What is missing? What nags at us, implying that we’d be better off if we acquired this or felt that? Followed this diet or that exercise regimen? Slept with somebody new? Prayed a different prayer? Our natural intelligence and wisdom allows us to notice what is missing and then to keep looking into it. Will being a vegetarian really fulfill us? Will A Course in Miracles really bring to pass what all those other spiritual practices have not? Have those sorts of changes helped in the past?
At some point we might see that because these external changes don’t help, and have never helped except temporarily, that the problem isn’t finding the right external shift in behavior but rather asking a new question. That is, rather than ask what will fill the apparent interior gap or hole, we can ask if that gap or hole is actually there. What is we’re wrong altogether about that? What if we’re not separate?
In other words, what if the problem is the way we are looking at our living, rather than something in the actual living itself? And what if the way to correct this “wrong” seeing is already inherent in us in the form of common sense and natural intelligence?
Saint Teresa of Avila said that every bird knows what God’s will for a wing is. Her wisdom and clarity are breath-taking. God’s will is what comes forth naturally, effortlessly. It’s what is. For example, we don’t have to will a flower into existence in order to admire its beauty or succor bees. We don’t have to will beauty into existence. Or bees. The next breath comes of an accord other than our own.

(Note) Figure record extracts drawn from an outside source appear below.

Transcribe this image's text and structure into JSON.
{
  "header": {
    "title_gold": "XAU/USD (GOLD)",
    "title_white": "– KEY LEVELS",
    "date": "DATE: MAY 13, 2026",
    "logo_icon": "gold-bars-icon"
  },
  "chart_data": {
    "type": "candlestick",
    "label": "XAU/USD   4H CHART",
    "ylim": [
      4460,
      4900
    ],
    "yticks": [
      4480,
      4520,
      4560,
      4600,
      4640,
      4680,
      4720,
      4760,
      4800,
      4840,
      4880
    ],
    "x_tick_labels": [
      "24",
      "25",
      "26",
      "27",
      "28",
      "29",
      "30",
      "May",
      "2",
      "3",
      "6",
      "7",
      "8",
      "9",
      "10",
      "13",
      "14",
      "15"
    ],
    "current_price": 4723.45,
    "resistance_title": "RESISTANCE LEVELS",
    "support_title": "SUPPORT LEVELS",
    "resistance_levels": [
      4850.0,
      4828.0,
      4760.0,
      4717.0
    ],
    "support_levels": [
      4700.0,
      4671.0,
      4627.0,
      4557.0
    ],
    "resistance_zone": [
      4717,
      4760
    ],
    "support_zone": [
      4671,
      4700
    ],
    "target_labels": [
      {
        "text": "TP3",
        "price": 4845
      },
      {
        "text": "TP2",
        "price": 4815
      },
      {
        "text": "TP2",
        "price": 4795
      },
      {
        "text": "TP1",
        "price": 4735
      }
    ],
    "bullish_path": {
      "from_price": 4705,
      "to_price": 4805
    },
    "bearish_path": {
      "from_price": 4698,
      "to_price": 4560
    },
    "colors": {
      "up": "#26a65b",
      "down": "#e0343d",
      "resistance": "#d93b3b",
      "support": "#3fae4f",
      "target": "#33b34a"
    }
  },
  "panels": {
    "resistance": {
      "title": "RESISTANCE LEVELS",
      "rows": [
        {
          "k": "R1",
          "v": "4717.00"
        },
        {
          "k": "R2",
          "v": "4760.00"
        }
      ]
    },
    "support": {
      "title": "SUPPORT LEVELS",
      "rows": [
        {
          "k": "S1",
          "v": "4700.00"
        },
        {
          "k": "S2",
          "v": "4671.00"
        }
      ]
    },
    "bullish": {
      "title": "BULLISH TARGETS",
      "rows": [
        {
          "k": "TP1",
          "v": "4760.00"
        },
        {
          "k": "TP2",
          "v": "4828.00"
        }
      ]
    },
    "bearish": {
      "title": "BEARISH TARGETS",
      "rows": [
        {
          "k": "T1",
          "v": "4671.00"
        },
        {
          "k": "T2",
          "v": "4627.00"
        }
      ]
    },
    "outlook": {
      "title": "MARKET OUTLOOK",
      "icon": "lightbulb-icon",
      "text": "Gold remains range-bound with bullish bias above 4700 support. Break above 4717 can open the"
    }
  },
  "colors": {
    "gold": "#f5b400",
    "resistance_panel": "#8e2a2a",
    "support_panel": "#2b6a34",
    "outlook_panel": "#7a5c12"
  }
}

The deeper we go into this, the more we see that peace and joy and love are brought forth naturally, like bees and birds’ wings and beauty. The less the apparently discrete self does, the more peace and joy and love appear. We can trust that because that is God’s will. And soon enough, we see that we, too, are brought forth in this way. We, too, in the simple essence of our being, our living, are God’s will. Life sustains life; we are the sustained, not the sustainer.
Thus, the problem is not to solve the many apparent problems that arise, but to see the fundamental belief system out of which they arise, and then to question the integrity and coherence of that system. The way we look and question will vary; it might appear scholarly or meditative tone or therapeutic according to the peculiarities of our structure but the basic premise is the same: look and question, look and question. Give attention.